When I purchase domain names, I almost never ask the owner about stats. I’ve come to find that analytics are different for parking companies and for different stat trackers. Aside from this, I don’t find stats particularly interesting to me because I am buying domain names based on quality rather than traffic and revenue.
I am often asked for a domain name’s stats when selling domain names to other domain investors. On occasion, I will share them with the potential buyer, but I usually just tell them to assume there is no traffic. Sometimes I have stats available on my parked domain names, and other times, I don’t have them available on certain domain names where I haven’t enabled Google Analytics or Stat Counter.
On the infrequent occasions that I have shared stats, I have never received a reply “oh wow, that is a lot of traffic” or anything close to that. More often than not, the potential buyer uses the stats I provided as a means of negotiating a lower price. Perhaps the buyer did think there was more traffic than there really is, but I think it can hurt a sale more than help it, unless the traffic and revenue numbers are legitimately very high.

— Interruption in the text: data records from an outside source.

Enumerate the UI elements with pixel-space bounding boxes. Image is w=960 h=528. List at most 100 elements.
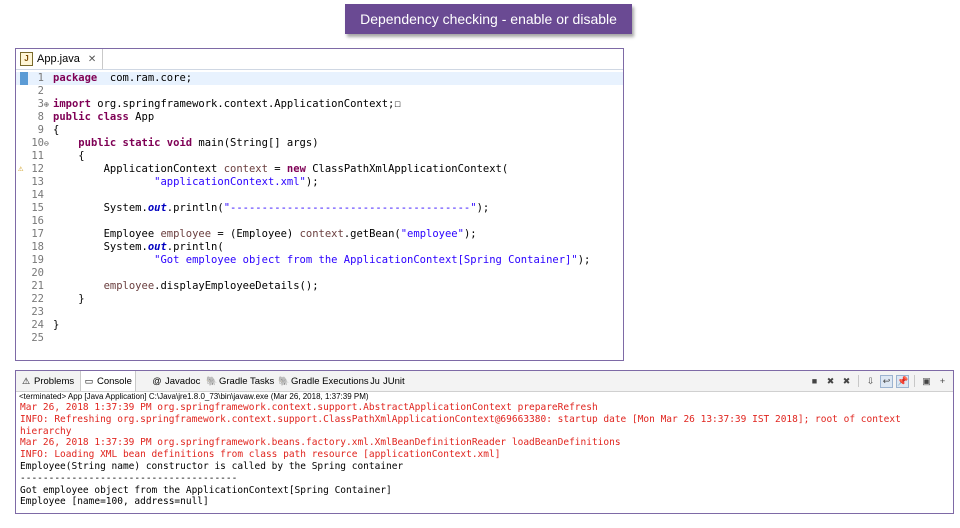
line-number: 24 [31,319,44,331]
console-tabbar: ■ ✖ ✖ ⇩ ↩ 📌 ▣ + ⚠ Problems ▭ Console @ Javadoc 🐘 Gradl… [16,371,953,392]
problems-icon: ⚠ [21,376,31,386]
code-line[interactable]: 1 package com.ram.core; [16,72,623,85]
line-number: 13 [31,176,44,188]
code-text: employee.displayEmployeeDetails(); [103,280,319,292]
code-text: public class App [53,111,155,123]
line-number: 25 [31,332,44,344]
code-line[interactable]: 18 System.out.println( [16,241,623,254]
tab-gradle-tasks[interactable]: 🐘 Gradle Tasks [203,371,277,391]
code-text: ApplicationContext context = new ClassPa… [53,163,509,175]
code-line[interactable]: 14 [16,189,623,202]
console-line: Employee [name=100, address=null] [20,496,209,508]
code-text: System.out.println( [53,241,224,253]
code-line[interactable]: 25 [16,332,623,345]
remove-launch-icon[interactable]: ✖ [824,375,837,388]
tab-label: JUnit [383,375,405,387]
line-number: 12 [31,163,44,175]
line-number: 3 [37,98,44,110]
code-line[interactable]: 23 [16,306,623,319]
java-file-icon: J [20,52,33,66]
code-text: "applicationContext.xml"); [154,176,319,188]
line-number: 20 [31,267,44,279]
expand-fold-icon[interactable]: ⊕ [44,98,49,111]
code-line[interactable]: 24} [16,319,623,332]
close-icon[interactable]: ✕ [88,54,96,65]
code-line[interactable]: 2 [16,85,623,98]
toolbar-separator [914,375,915,387]
tab-label: Gradle Executions [291,375,369,387]
line-number: 21 [31,280,44,292]
code-text: import org.springframework.context.Appli… [53,98,401,110]
line-number: 10 [31,137,44,149]
tab-problems[interactable]: ⚠ Problems [18,371,77,391]
scroll-lock-icon[interactable]: ⇩ [864,375,877,388]
gradle-executions-icon: 🐘 [278,376,290,386]
code-line[interactable]: 17 Employee employee = (Employee) contex… [16,228,623,241]
console-line: Mar 26, 2018 1:37:39 PM org.springframew… [20,437,621,449]
console-line: Employee(String name) constructor is cal… [20,461,404,472]
remove-all-icon[interactable]: ✖ [840,375,853,388]
code-line[interactable]: 20 [16,267,623,280]
code-area[interactable]: 1 package com.ram.core; 2 3 ⊕ import org.spri… [16,70,623,360]
code-line[interactable]: 15 System.out.println("-----------------… [16,202,623,215]
code-text: { [53,150,85,162]
collapse-fold-icon[interactable]: ⊖ [44,137,49,150]
warning-icon[interactable]: ⚠ [18,163,23,176]
code-text: public static void main(String[] args) [78,137,319,149]
line-number: 8 [37,111,44,123]
tab-app-java[interactable]: J App.java ✕ [16,49,104,69]
line-number: 23 [31,306,44,318]
junit-icon: Ju [370,376,380,386]
code-line[interactable]: 3 ⊕ import org.springframework.context.App… [16,98,623,111]
code-editor[interactable]: J App.java ✕ 1 package com.ram.core; 2 3 ⊕ im… [15,48,624,361]
code-line[interactable]: 9{ [16,124,623,137]
code-text: package com.ram.core; [53,72,193,84]
pin-console-icon[interactable]: 📌 [896,374,909,388]
tab-label: Gradle Tasks [219,375,275,387]
code-line[interactable]: 11 { [16,150,623,163]
tab-console[interactable]: ▭ Console [80,371,136,391]
new-console-icon[interactable]: + [936,375,949,388]
console-line: hierarchy [20,425,72,437]
code-line[interactable]: 21 employee.displayEmployeeDetails(); [16,280,623,293]
tab-gradle-executions[interactable]: 🐘 Gradle Executions [275,371,372,391]
line-number: 1 [37,72,44,84]
toolbar-separator [858,375,859,387]
line-number: 14 [31,189,44,201]
title-banner: Dependency checking - enable or disable [345,4,632,34]
console-line: INFO: Loading XML bean definitions from … [20,449,501,461]
code-text: Employee employee = (Employee) context.g… [53,228,477,240]
code-line[interactable]: 10 ⊖ public static void main(String[] arg… [16,137,623,150]
code-line[interactable]: 16 [16,215,623,228]
code-line[interactable]: ⚠ 12 ApplicationContext context = new Cla… [16,163,623,176]
console-line: -------------------------------------- [20,472,238,484]
javadoc-icon: @ [152,376,162,386]
tab-label: Console [97,375,132,387]
line-number: 18 [31,241,44,253]
code-line[interactable]: 19 "Got employee object from the Applica… [16,254,623,267]
tab-label: Javadoc [165,375,201,387]
line-number: 9 [37,124,44,136]
line-number: 17 [31,228,44,240]
display-console-icon[interactable]: ▣ [920,375,933,388]
tab-javadoc[interactable]: @ Javadoc [149,371,203,391]
console-view: ■ ✖ ✖ ⇩ ↩ 📌 ▣ + ⚠ Problems ▭ Console @ Javadoc 🐘 Gradl… [15,370,954,514]
line-number: 22 [31,293,44,305]
line-number: 15 [31,202,44,214]
code-line[interactable]: 8 public class App [16,111,623,124]
code-text: System.out.println("--------------------… [53,202,490,214]
terminate-icon[interactable]: ■ [808,375,821,388]
word-wrap-icon[interactable]: ↩ [880,374,893,388]
console-line: INFO: Refreshing org.springframework.con… [20,413,901,425]
gradle-tasks-icon: 🐘 [206,376,218,386]
tab-label: App.java [37,53,80,65]
console-line: Got employee object from the Application… [20,484,392,496]
console-toolbar: ■ ✖ ✖ ⇩ ↩ 📌 ▣ + [808,374,949,388]
code-text: { [53,124,60,136]
line-number: 19 [31,254,44,266]
console-line: Mar 26, 2018 1:37:39 PM org.springframew… [20,402,598,413]
tab-junit[interactable]: Ju JUnit [367,371,408,391]
collapsed-imports-icon[interactable]: ☐ [394,98,400,110]
code-line[interactable]: 13 "applicationContext.xml"); [16,176,623,189]
code-line[interactable]: 22 } [16,293,623,306]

When selling to end user buyers, I am not often asked about traffic numbers. Most of the time, the buyer is looking at the domain name to either start a new website, use it in addition to the current website, own it for defensive purposes, or buy it for a future project. I am asked on occasion, but typically, this information hasn’t been used by end user prospects as a negotiation tactic (in my experience).
I like to buy and sell domain names based on the inherent keyword value of the domain name. Although having some traffic is good, I don’t look at the amount of traffic as something that would be a dealbreaker.